Tuesday, 27 November 2012

INTERESTING READING! The Annual Report of Her Majesty’s Chief Inspector of Education, Children’s Services and Skills

I was reading 'The Annual Report of Her Majesty’s Chief Inspector of Education, Children’s Services and Skills' today. "As things stand, the overall picture across Ofsted’s inspection remits is that broadly 70% of providers are good or better." I was also reading an OECD report that said that education in the UK was second best in Europe after Finland and a Pearson's report which said that education in the UK was sixth best in the world! So lots to shout about here then...

However, that was as good as it got because, reading more of  'The Annual Report of Her Majesty’s Chief Inspector of Education, Children’s Services and Skills', I found it went on to say that "In most assessments, a 7/10 mark might equate to ‘fair but could do better’. For an aspiring leading nation in a 21st century global economy, it has to be ‘not good enough; must do better.’"

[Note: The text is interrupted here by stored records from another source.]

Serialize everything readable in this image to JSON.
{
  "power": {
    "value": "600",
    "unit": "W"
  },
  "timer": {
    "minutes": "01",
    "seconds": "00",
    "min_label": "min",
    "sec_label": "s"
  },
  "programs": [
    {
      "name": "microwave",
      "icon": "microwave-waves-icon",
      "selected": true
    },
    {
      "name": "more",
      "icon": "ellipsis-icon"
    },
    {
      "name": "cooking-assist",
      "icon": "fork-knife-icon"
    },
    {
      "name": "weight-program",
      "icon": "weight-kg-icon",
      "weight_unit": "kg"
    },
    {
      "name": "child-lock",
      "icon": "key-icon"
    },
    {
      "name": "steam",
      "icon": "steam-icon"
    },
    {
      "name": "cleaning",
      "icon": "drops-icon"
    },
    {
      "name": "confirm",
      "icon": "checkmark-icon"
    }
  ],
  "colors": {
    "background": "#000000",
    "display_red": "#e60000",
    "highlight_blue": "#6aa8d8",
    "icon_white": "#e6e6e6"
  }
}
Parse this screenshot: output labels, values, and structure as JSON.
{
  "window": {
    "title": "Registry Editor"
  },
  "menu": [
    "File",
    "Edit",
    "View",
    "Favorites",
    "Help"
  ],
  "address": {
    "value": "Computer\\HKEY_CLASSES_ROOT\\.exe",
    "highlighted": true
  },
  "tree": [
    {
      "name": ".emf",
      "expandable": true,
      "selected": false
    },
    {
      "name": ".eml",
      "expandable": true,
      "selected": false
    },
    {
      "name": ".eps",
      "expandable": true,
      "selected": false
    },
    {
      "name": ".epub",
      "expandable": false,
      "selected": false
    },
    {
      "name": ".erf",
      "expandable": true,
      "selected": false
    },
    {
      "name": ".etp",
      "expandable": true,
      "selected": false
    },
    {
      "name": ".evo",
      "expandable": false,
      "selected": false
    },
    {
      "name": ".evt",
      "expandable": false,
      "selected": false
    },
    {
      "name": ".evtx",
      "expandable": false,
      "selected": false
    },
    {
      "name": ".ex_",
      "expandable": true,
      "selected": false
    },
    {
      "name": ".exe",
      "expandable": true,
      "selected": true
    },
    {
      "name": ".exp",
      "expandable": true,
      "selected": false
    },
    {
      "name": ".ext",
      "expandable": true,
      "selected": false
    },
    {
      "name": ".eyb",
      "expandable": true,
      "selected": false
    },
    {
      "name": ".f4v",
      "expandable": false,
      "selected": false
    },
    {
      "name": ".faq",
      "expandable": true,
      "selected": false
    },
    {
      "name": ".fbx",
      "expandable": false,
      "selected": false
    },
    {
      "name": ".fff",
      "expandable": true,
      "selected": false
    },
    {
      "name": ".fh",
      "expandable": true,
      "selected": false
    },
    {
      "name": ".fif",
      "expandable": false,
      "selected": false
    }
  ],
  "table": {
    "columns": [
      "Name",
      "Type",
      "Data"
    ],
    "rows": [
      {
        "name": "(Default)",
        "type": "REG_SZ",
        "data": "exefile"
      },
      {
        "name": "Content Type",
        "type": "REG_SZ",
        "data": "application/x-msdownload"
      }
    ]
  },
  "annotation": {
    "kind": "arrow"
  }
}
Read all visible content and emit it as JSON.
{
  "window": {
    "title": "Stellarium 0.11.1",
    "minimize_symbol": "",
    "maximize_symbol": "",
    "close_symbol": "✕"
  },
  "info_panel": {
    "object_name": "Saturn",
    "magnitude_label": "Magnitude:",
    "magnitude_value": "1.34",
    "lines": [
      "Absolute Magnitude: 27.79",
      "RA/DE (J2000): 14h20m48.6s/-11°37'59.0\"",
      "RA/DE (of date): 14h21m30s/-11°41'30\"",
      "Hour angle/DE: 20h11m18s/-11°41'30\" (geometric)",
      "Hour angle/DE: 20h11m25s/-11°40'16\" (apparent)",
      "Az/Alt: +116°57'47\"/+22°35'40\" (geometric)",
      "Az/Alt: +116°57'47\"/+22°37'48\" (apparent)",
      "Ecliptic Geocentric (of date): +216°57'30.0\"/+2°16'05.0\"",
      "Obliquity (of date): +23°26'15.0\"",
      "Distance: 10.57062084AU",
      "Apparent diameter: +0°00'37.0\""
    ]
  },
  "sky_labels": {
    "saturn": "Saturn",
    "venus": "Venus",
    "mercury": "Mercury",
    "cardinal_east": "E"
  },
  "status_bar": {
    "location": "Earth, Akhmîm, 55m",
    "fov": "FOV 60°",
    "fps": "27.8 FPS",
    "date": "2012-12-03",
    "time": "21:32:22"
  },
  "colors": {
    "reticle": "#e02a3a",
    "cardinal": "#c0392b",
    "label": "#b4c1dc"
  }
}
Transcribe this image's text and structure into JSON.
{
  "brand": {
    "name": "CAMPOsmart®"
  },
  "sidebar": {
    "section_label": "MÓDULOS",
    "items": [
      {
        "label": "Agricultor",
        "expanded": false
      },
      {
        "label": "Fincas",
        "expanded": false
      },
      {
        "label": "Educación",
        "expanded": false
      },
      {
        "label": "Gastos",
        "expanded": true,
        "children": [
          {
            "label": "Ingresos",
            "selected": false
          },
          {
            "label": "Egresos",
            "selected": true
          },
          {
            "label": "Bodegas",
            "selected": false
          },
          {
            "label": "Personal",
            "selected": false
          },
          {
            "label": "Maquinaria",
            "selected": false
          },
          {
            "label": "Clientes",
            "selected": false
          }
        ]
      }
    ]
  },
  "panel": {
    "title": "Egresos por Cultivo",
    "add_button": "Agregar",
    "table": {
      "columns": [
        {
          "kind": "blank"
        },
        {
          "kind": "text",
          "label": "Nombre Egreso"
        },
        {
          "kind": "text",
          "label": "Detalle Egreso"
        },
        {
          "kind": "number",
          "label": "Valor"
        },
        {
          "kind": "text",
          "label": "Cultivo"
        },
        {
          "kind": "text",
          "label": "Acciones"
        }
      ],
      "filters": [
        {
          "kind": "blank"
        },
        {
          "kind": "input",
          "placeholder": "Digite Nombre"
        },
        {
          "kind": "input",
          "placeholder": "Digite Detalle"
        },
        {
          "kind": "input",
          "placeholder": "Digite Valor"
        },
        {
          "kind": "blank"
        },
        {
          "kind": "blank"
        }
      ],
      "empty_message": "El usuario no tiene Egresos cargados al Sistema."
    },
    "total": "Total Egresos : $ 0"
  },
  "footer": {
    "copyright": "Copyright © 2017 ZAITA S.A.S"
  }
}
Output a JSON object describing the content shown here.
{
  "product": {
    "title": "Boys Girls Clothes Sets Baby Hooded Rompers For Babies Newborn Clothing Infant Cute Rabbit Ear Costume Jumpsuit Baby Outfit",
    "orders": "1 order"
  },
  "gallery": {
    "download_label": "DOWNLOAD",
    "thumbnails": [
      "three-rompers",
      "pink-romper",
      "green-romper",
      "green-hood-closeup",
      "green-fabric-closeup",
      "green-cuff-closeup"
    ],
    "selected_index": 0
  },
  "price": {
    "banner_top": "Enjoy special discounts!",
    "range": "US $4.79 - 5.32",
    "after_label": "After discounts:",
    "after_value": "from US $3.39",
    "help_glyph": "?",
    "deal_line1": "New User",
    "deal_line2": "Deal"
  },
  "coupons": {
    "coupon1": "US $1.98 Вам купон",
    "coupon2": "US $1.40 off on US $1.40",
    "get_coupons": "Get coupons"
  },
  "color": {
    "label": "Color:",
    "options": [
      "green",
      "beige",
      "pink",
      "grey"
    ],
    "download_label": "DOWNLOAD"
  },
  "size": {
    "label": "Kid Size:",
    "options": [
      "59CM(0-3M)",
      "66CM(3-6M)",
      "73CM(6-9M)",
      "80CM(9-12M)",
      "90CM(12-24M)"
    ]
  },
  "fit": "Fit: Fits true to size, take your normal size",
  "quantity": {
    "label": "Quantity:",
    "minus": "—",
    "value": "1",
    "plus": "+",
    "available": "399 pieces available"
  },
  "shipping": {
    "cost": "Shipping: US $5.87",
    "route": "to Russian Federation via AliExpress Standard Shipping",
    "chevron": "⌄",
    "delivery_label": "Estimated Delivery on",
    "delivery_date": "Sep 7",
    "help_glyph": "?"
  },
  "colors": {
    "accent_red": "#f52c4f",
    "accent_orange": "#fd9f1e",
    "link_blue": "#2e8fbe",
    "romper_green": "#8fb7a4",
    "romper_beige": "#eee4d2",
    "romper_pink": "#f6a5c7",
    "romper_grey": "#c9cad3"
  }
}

This important report focuses on:
  • schools and the leadership needed to improve the 30% of schools that are not yet good 
  • the learning and skills sector, questioning the leadership of too many colleges that are failing to prepare young people and adults for the world of work 
  • serious inequities in access to good education, asking what local authorities are doing to improve provision in their areas 
  • the need to raise the quality of early years education, particularly for the most disadvantaged young children 
  • the role played by Ofsted and the way in which inspection will be complemented by a greater emphasis on support and improvement.

The Schools Report recognises that schools are getting better:
  • schools in England have improved considerably over the last ten years;
  • standards are rising steadily;
  • inadequate schools are being transformed successfully;
  • some schools achieve well despite challenging circumstances;
  • sponsor-led academies can make a positive difference;
  • school management is generally efficient and instructional leadership is improving;
  • the quality of teaching is improving.
The Schools Report identifies the main challenges facing education;
  • there are too many satisfactory schools that require improvement;
  • more needs to be done to reduce attainment gaps
  • there is marked inequality of access to a good school across the country;
  • some local areas deliver poor provision severely damaging the life chances of their young people.
So nothing there we didn't already know but interestingly  'The Annual Report of Her Majesty’s Chief Inspector of Education, Children’s Services and Skills' goes on to say that "If England is to compete with the very best, then strong leadership is absolutely critical. Therefore, this report is fundamentally about the importance of leadership at every level. When I look at any inspection report, my eyes are always drawn to comments on leadership because leaders are the key people in changing and improving the culture and performance of the organisation. Leaders provide the role models for the rest of the institution. I have learned what a difference schools make when everyone pulls in the same direction, with children’s needs and interests at heart. It is leadership that drives improvement by creating the culture and ethos needed in order to push up standards." Sadly, the report fails to recognise the critical importance of these comments for system leadership for the whole country. What an opportunity missed to celebrate the achievements we have made over the last twenty years and to inspire us all to learn from the best and all pull in the same direction and how sad it is that this report has done nothing to create a culture and ethos which will drive up standards for every child in every school across the country!